Results showed that all digital nudges significantly decreased the intent to share disinformation, with distraction nudges proving the most effective. These nudges combined emotional information with prompts encouraging users to imagine their followers smiling when they see their posts. The distraction nudge was especially successful in countering high emotional intensity, prompting users to reconsider sharing content that might cause distress.
The core mechanism behind these nudges is emotion regulation - a process by which individuals manage and modify emotional responses. The study leveraged visual tools, such as pie charts indicating emotional content like anger, sadness, or disgust, and paired them with textual messages prompting users to reflect on the social impact of their posts. Participants exposed to these nudges reported reduced emotional intensity and were more likely to cancel their intention to share disinformation.
In the main experiment involving 400 participants representative of regular users of the social media platform X (formerly Twitter), distraction nudges led to a 41.5% cancellation rate among users who had initially intended to share disinformation. Perspective-taking nudges, which prompted users to consider the manipulative intent behind disinformation, achieved a 39.4% cancellation rate. Existing nudges based on friction alone (e.g., pause and prompt to comment) yielded a lower cancellation rate of 19.5%.
Disinformation stimuli in the study were modeled on real-world social media content, including emotionally charged posts around gender and generational conflict. Participants were asked to role-play or respond as themselves, and reported their sharing intentions, recognized emotions, and perceived authenticity of the content before and after being exposed to digital nudges. Emotional intensity and type were measured using Plutchik’s Wheel of Emotions.

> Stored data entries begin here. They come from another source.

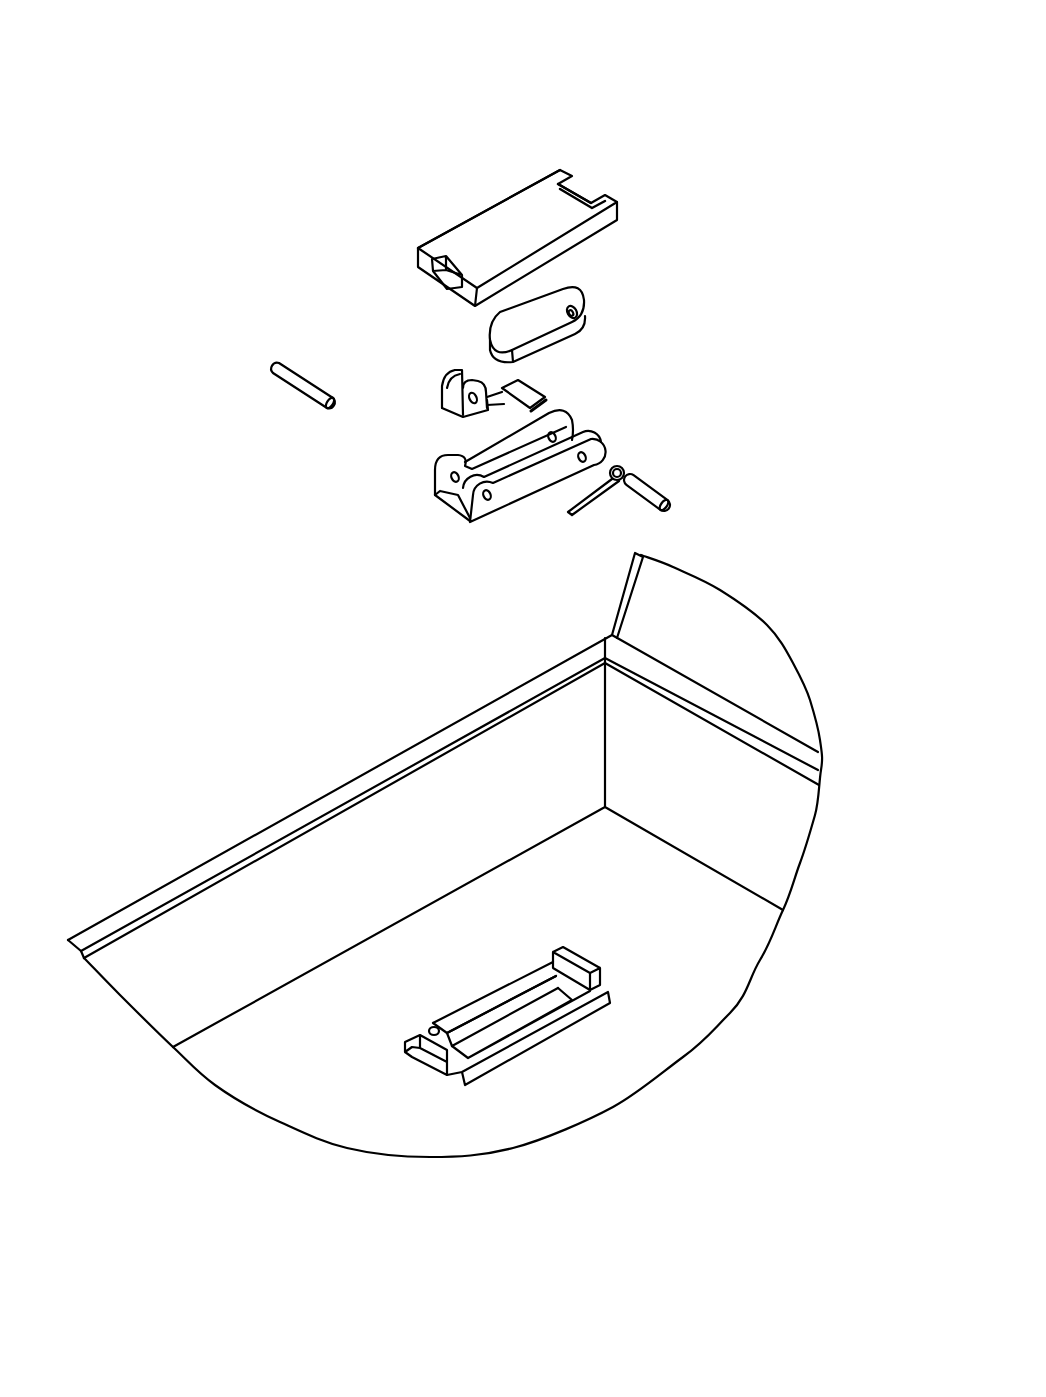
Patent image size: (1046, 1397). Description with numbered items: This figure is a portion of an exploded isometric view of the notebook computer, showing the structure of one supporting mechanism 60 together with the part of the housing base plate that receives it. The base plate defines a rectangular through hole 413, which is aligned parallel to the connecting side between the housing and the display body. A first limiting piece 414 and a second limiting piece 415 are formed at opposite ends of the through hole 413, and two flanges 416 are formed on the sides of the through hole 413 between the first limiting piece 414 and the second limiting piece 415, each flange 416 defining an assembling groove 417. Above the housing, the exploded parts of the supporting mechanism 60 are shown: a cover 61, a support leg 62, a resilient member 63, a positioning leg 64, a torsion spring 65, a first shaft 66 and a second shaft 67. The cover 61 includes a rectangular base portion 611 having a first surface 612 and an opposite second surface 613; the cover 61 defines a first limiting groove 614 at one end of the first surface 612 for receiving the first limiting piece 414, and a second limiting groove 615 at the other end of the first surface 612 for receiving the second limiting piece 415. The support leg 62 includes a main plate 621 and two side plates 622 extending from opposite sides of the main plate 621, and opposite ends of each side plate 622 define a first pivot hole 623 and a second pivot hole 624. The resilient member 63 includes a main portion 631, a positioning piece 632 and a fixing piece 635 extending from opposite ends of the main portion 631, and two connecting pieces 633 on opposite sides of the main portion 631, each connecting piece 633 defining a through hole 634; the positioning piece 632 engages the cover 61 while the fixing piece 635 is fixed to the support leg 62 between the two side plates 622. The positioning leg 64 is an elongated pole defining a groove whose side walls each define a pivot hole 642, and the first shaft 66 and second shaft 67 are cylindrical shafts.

The supporting mechanism 60 is at (620, 72).
The cover 61 is at (412, 226).
The base portion 611 is at (528, 210).
The first surface 612 is at (481, 216).
The second surface 613 is at (606, 243).
The first limiting groove 614 is at (583, 194).
The second limiting groove 615 is at (443, 278).
The positioning leg 64 is at (560, 294).
The pivot hole 642 is at (576, 316).
The resilient member 63 is at (355, 441).
The main portion 631 is at (486, 420).
The positioning piece 632 is at (441, 386).
The connecting piece 633 is at (459, 368).
The through hole 634 is at (450, 410).
The fixing piece 635 is at (531, 386).
The first shaft 66 is at (300, 390).
The support leg 62 is at (400, 489).
The main plate 621 is at (455, 503).
The side plate 622 is at (525, 470).
The first pivot hole 623 is at (487, 500).
The second pivot hole 624 is at (588, 457).
The torsion spring 65 is at (624, 472).
The second shaft 67 is at (661, 493).
The rectangular through hole 413 is at (500, 1048).
The first limiting piece 414 is at (590, 958).
The second limiting piece 415 is at (433, 1058).
The flange 416 is at (495, 997).
The assembling groove 417 is at (431, 1029).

Importantly, the study found that digital nudges had minimal impact on users' belief in the authenticity of the information - suggesting that reduced sharing was not due to increased skepticism, but rather due to emotional self-regulation. This indicates that countering disinformation may not require changing belief but rather redirecting behavior through emotion-aware interface designs.
The researchers also observed that distraction nudges could produce a positive emotional shift. Among users who initially recognized negative emotions such as anger, sadness, or disgust, a small percentage later reported positive feelings like joy or trust after exposure to the nudge. This effect was more pronounced for distraction nudges (1.5%) than perspective-taking (0.8%) or existing nudges (0.8%).
The study builds on dual-process theories of cognition, which distinguish between intuitive, emotion-driven responses and deliberate, reflective thinking. Strong anger, as the authors noted, tends to trigger intuitive reactions, lowering the likelihood of users verifying accuracy before sharing. Digital nudges that invoke emotion regulation serve to slow down this process and increase users’ deliberative engagement.
Unlike conventional interventions that rely on fact-checking or accuracy judgments, these digital nudges leverage emotion regulation to intervene preemptively. Because many disinformation posts blur truth and falsehood, or exploit righteous anger around social justice, the study argues that authenticity-based nudges may not suffice.
The researchers recognized certain drawbacks in their study, such as its use of simulated sharing situations instead of actual real-time actions and the requirement for real-world application of sentiment analysis to enable automated emotion detection. However, the reliability of the findings indicates a promising opportunity for implementing these strategies in active social media settings.
Future research directions include testing digital nudges on emotionally provocative true content, integrating them with educational tools, and exploring their role in preventing belief formation based on emotional manipulation. The study also called for ethical evaluation mechanisms to ensure that nudges respect autonomy while guiding behavior.